In coming years, it would be safe to expect to see Greenpeace continuing
to focus its energies on a more limited number of campaign priorities.
Even if financial concerns become a thing of the past with a renewed
flooding of support similar to that experienced in the late 1980's,
the organization is learning that, in a changing political world, the
impact of a group such as Greenpeace may be best utilized through a
consistent, hard fought battle. This isn't to say that such traditional
campaigns like whaling and nuclear testing will fall by the wayside
in the interests of focus; rather, the fights will be more carefully
selected and planned to best ensure the continued success of the organization
and its role in the environmental movement, as well as to win the largest,
most wide-ranging victories possible. The renewed focus on particular
campaigns will be likely to utilize Greenpeace's rediscovered use of
grassroots activism, of approaching international issues from an individual
level as well as addressing local manifestations of global problems.

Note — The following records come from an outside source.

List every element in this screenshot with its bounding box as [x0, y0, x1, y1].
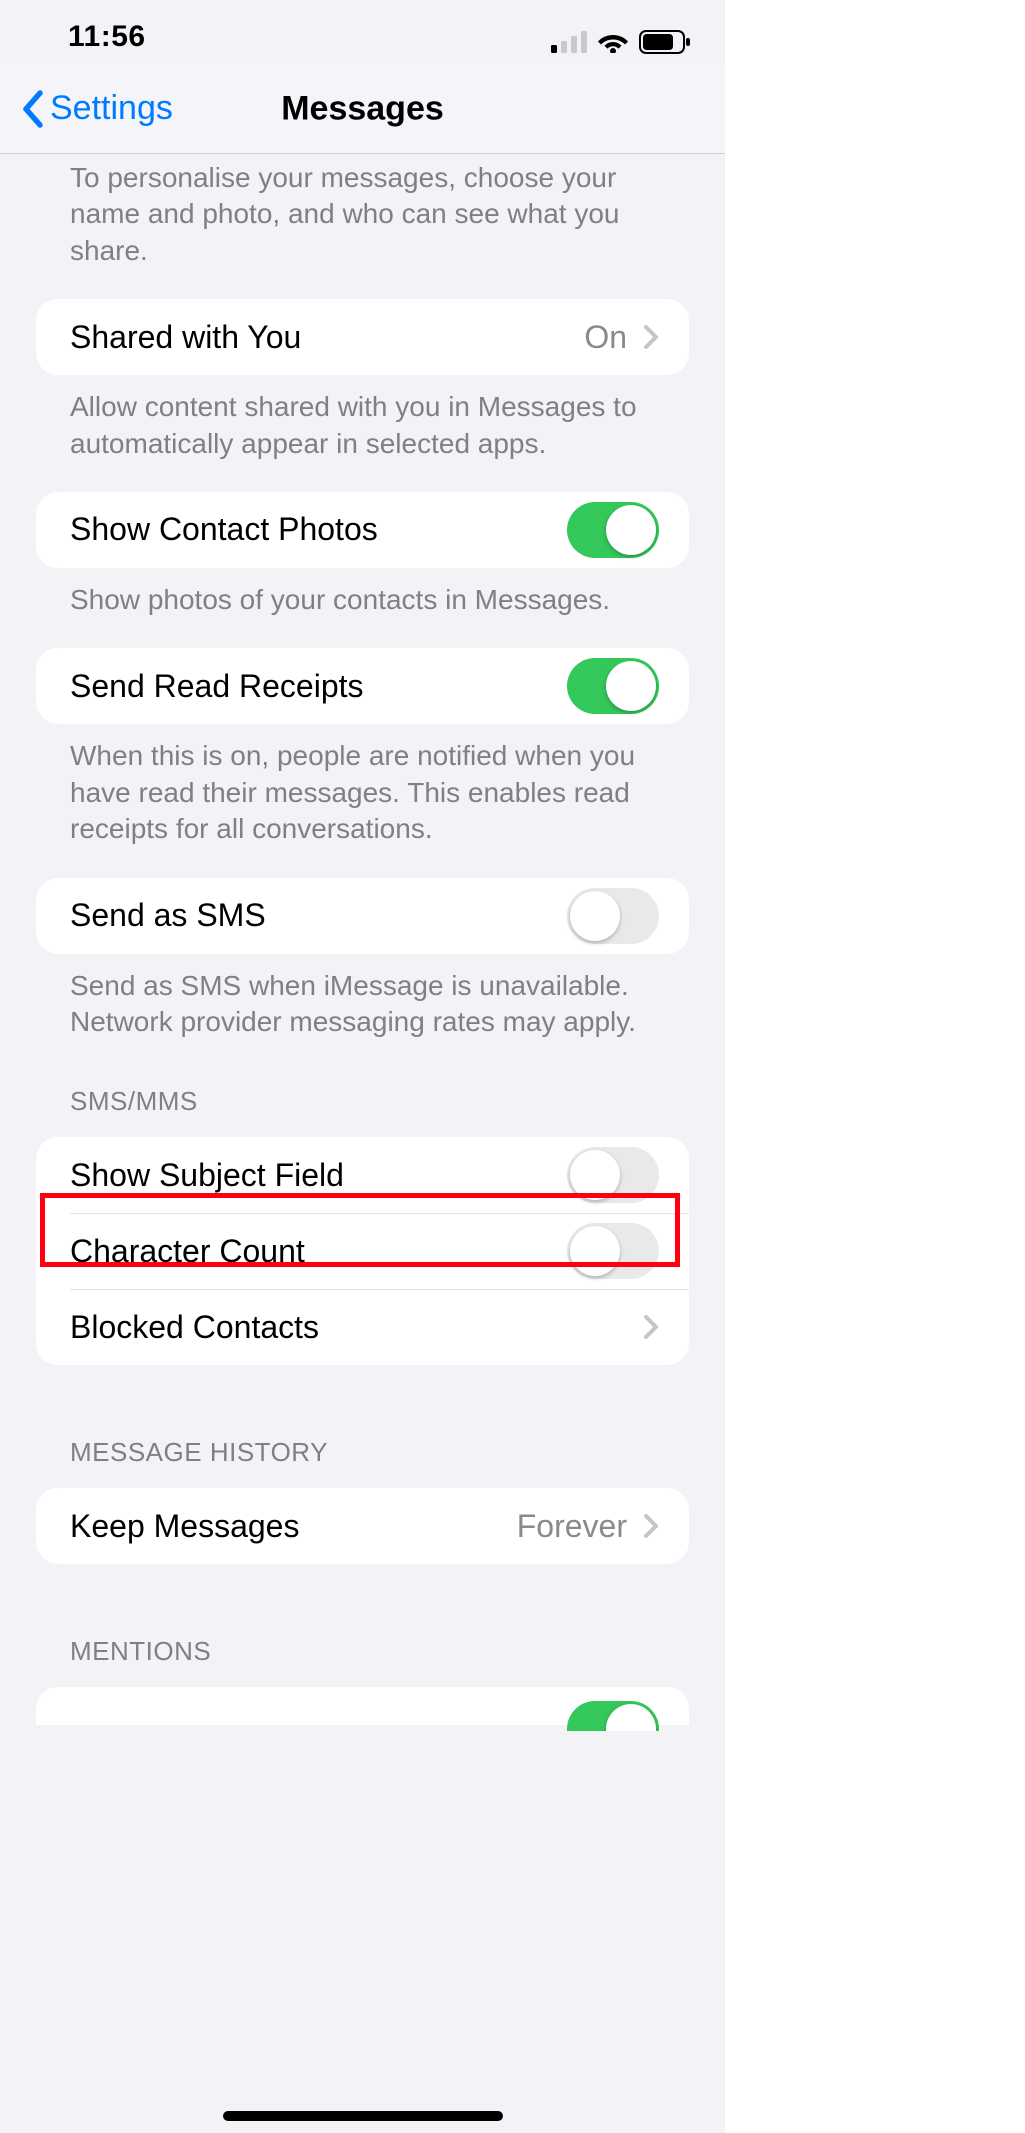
char-count-toggle[interactable]: [567, 1223, 659, 1279]
personalise-footer: To personalise your messages, choose you…: [0, 154, 725, 269]
keep-messages-row[interactable]: Keep Messages Forever: [36, 1488, 689, 1564]
home-indicator[interactable]: [223, 2111, 503, 2121]
back-button[interactable]: Settings: [0, 89, 173, 128]
shared-with-you-footer: Allow content shared with you in Message…: [0, 375, 725, 462]
phone-frame: 11:56: [0, 0, 725, 2133]
cellular-icon: [551, 31, 587, 53]
sms-mms-header: SMS/MMS: [0, 1040, 725, 1127]
contact-photos-group: Show Contact Photos: [36, 492, 689, 568]
send-sms-row: Send as SMS: [36, 878, 689, 954]
read-receipts-row: Send Read Receipts: [36, 648, 689, 724]
send-sms-group: Send as SMS: [36, 878, 689, 954]
shared-with-you-label: Shared with You: [70, 319, 584, 356]
sms-mms-group: Show Subject Field Character Count Block…: [36, 1137, 689, 1365]
mentions-group-peek: [36, 1687, 689, 1725]
chevron-right-icon: [643, 1314, 659, 1340]
status-bar: 11:56: [0, 0, 725, 64]
wifi-icon: [597, 31, 629, 53]
mentions-header: MENTIONS: [0, 1564, 725, 1677]
message-history-header: MESSAGE HISTORY: [0, 1365, 725, 1478]
send-sms-toggle[interactable]: [567, 888, 659, 944]
subject-field-row: Show Subject Field: [36, 1137, 689, 1213]
mentions-toggle-peek[interactable]: [567, 1701, 659, 1731]
chevron-right-icon: [643, 324, 659, 350]
chevron-left-icon: [20, 90, 44, 128]
read-receipts-label: Send Read Receipts: [70, 668, 567, 705]
subject-field-toggle[interactable]: [567, 1147, 659, 1203]
shared-with-you-value: On: [584, 319, 627, 356]
shared-with-you-group: Shared with You On: [36, 299, 689, 375]
page-title: Messages: [281, 89, 444, 128]
keep-messages-label: Keep Messages: [70, 1508, 517, 1545]
read-receipts-toggle[interactable]: [567, 658, 659, 714]
send-sms-label: Send as SMS: [70, 897, 567, 934]
read-receipts-footer: When this is on, people are notified whe…: [0, 724, 725, 847]
read-receipts-group: Send Read Receipts: [36, 648, 689, 724]
nav-bar: Settings Messages: [0, 64, 725, 154]
contact-photos-label: Show Contact Photos: [70, 511, 567, 548]
char-count-label: Character Count: [70, 1233, 567, 1270]
page-background-right: [725, 0, 1025, 2133]
battery-icon: [639, 30, 691, 54]
send-sms-footer: Send as SMS when iMessage is unavailable…: [0, 954, 725, 1041]
contact-photos-toggle[interactable]: [567, 502, 659, 558]
keep-messages-group: Keep Messages Forever: [36, 1488, 689, 1564]
contact-photos-footer: Show photos of your contacts in Messages…: [0, 568, 725, 618]
status-icons: [551, 30, 691, 54]
keep-messages-value: Forever: [517, 1508, 627, 1545]
status-time: 11:56: [68, 20, 146, 54]
subject-field-label: Show Subject Field: [70, 1157, 567, 1194]
chevron-right-icon: [643, 1513, 659, 1539]
back-label: Settings: [50, 89, 173, 128]
shared-with-you-row[interactable]: Shared with You On: [36, 299, 689, 375]
char-count-row: Character Count: [36, 1213, 689, 1289]
contact-photos-row: Show Contact Photos: [36, 492, 689, 568]
blocked-contacts-row[interactable]: Blocked Contacts: [36, 1289, 689, 1365]
blocked-contacts-label: Blocked Contacts: [70, 1309, 643, 1346]
content-scroll[interactable]: To personalise your messages, choose you…: [0, 154, 725, 2133]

But with the changing campaigns and methods that Greenpeace is currently
experimenting with, it is also safe to assume some things will never
change about this organization: as we approach the twenty-third anniversary
of the voyage to Amchitka, Greenpeace's commitment to a non-compromising
attitude towards dealing with polluting corporations and environmentally
ignorant governments will not change. The integrity that Greenpeace
built by sticking to its guns as the mainstream groups catered to corporate
demands will not disappear; for if it did, Greenpeace would cease to
exist, its principles finally compromised and its value undermined.

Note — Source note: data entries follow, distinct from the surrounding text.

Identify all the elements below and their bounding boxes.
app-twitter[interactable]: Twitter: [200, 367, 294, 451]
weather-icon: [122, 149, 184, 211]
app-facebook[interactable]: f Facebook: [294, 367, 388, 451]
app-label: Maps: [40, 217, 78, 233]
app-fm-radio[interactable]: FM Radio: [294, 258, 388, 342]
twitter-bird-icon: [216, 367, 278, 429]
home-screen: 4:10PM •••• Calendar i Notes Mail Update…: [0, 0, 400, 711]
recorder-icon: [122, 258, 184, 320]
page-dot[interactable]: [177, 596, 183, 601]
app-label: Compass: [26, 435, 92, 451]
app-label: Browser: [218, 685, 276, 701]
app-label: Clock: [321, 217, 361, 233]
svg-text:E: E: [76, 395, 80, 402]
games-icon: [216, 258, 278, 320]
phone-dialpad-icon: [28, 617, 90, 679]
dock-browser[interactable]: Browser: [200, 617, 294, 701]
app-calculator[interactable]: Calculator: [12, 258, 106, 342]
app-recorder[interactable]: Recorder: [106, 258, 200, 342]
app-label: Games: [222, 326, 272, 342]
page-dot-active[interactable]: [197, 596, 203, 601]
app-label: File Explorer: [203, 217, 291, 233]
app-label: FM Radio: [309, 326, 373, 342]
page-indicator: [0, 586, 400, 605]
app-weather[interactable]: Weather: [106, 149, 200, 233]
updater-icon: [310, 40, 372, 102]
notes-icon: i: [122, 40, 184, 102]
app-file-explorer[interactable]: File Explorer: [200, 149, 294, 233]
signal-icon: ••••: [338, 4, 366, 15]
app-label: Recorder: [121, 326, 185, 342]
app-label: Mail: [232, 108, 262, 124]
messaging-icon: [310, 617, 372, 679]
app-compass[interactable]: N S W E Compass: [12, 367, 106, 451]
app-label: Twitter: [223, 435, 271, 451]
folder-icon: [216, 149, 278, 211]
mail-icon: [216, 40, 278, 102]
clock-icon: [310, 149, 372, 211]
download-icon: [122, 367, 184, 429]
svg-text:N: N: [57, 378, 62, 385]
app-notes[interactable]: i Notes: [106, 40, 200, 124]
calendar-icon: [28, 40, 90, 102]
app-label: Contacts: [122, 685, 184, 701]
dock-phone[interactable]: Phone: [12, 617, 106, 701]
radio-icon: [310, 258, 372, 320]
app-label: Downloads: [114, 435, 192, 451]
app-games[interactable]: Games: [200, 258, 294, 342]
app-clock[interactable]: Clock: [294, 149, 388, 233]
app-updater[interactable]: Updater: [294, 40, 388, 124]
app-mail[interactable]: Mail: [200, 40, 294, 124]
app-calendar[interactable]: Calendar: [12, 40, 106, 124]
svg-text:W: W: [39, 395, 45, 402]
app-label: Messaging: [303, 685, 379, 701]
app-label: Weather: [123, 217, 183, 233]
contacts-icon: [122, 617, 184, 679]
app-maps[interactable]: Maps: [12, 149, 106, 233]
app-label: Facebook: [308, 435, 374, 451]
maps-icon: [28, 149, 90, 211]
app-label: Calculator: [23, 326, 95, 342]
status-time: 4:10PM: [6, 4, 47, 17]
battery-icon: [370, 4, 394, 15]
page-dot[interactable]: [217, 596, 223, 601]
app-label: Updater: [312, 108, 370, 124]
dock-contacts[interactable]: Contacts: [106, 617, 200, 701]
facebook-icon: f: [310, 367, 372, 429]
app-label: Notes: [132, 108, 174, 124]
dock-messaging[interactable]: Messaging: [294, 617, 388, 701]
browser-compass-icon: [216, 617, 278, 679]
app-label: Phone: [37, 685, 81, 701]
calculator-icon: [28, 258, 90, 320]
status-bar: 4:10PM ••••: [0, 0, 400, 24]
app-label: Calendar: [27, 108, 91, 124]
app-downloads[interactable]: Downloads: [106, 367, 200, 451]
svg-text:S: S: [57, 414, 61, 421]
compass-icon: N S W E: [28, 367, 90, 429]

Greenpeace is not capable of single-handedly saving the planet; but
in the movement to protect the earth and all the life it supports, an
organization is needed that will refuse to bow to the status quo, yet
will still approach major international problems with an optimistic
approach, seeking alternatives to the destruction mankind has been imposing
upon the rest of the planet.
And as Greenpeace continues to re-examine its approaches to accomplishing
as much as possible in a rapidly changing world, there will always be
one other constant: even if the research is ignored, the grassroots
lobbying unsuccessful, the decision makers unsympathetic, there is always
the certainty that Greenpeace activists will not give up. For after
every other avenue is exhausted, there is still no building, smokestack,
bridge, or boat that is completely impervious to the hanging of a colorful
banner or the dramatics of non-violent civil disobedience as Greenpeace
activists work once more to bear witness to the world's most threatening
international environmental dangers.